The IITs were founded by Nehru and have a track record for producing science and technology graduates who have become academic and corporate leaders in India and globally. About 2% of applicants to the IITs are allocated a place and the competition has given rise to a big money private coaching industry. Kumar’s Super 30 success rate was sometimes as high as 100%.
To Pabrai the investor, this was a brilliant example of capital allocation. For a small fixed-up front cost, a huge return was made. The successful students are almost guaranteed a high paying job in a large Indian or Multinational Company. They can completely transform their own lives as well as those of their extend family. The return on the investment can be measured as the present value of the lifetime of earnings of the student more than what they might have earned if they had not participated in the Super 30. The Return on Investment is very high. A clear no-brainer investment.
Pabrai offered Kumar capital to scale u but Kumar said he was happy with just 30 students. However, he told Pabrai he was welcome to copy the project.
Imagine if Macdonald’s having perfected their concept had restricted themselves to one restaurant in Illinois. It would have made no sense. Pabrai decided to scale up the Super 30 concept and founded the Dakshana Foundation.

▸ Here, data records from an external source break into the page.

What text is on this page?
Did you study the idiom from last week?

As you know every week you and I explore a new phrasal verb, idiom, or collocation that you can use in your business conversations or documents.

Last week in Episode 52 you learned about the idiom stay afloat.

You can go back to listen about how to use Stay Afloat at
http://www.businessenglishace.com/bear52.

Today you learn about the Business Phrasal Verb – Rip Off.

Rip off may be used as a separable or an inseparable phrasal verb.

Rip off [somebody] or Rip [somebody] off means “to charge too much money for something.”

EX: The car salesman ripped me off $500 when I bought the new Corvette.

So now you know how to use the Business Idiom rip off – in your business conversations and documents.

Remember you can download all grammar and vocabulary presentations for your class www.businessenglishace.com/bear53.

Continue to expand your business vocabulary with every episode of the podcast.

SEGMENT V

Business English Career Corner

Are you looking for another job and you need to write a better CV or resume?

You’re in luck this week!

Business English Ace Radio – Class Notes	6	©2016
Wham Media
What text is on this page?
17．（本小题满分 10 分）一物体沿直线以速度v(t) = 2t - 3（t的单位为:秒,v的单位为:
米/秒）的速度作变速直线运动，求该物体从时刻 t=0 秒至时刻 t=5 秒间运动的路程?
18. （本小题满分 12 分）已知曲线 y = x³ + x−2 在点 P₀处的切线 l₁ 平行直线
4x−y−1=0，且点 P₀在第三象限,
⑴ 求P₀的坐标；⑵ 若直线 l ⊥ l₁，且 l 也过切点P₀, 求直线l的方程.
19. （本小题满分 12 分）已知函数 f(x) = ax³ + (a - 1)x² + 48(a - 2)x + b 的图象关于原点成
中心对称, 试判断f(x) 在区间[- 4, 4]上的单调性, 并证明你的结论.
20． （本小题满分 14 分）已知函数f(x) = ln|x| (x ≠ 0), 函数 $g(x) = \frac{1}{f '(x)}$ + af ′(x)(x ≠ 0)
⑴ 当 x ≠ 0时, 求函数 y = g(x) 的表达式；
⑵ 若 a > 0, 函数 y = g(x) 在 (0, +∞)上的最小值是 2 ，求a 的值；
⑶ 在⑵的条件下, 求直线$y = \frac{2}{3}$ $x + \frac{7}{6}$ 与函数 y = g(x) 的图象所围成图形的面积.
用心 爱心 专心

Pabrai discovered that India had a network of boarding schools for poor rural children which had been founded by Rajiv Gandhi in the 1980s. He decided he would leverage off their efforts and select the brightest students from these schools and coach them intensively for the IIT entrance examinations. The project has been working for 20 years and has been a great success. Every year it takes 600 of the poorest students on the planet and gets about 70% of them into IITs or the leading medical school in India. The 30% who do not get into IITs win places in very good Indian Engineering or Technology Institutes. As the programme has matured and scaled the success rate has increased while the cost per student has fallen. It now cost about US$ 2500 (GPB 2000) per year to coach each student. The return on this money is measurable and clearly very high.
The next step is to expand from 600 students to 2000 per year in the next three or four years. Many thousands of lives have completely been transformed and lifted from grinding poverty. Dakshana Alumni are working in large Indian and foreign companies. They have formed a network which supports the current generation of students. Some have come back to teach at Dakshana full time.
Pabrai has spent thirty years reading annual reports of companies and feels that he has the obligation of complete transparency to his supporters. He produces a remarkably detailed annual report which you can find at www.dakhshana.org.
Both companies and charities are quite similar as both are involved in capital allocation. They are investing precious scarce capital to achieve the highest possible return. Both have to apply the same discipline in a precise ruthless manner. It may be more difficult for the charity to measure their returns, but the essential process is the same.
Charities cannot just say they are doing good and therefore are not subject to the rules of economics. If they are getting poor results they are wasting capital and the world would be better off if they re-allocated to higher return activities.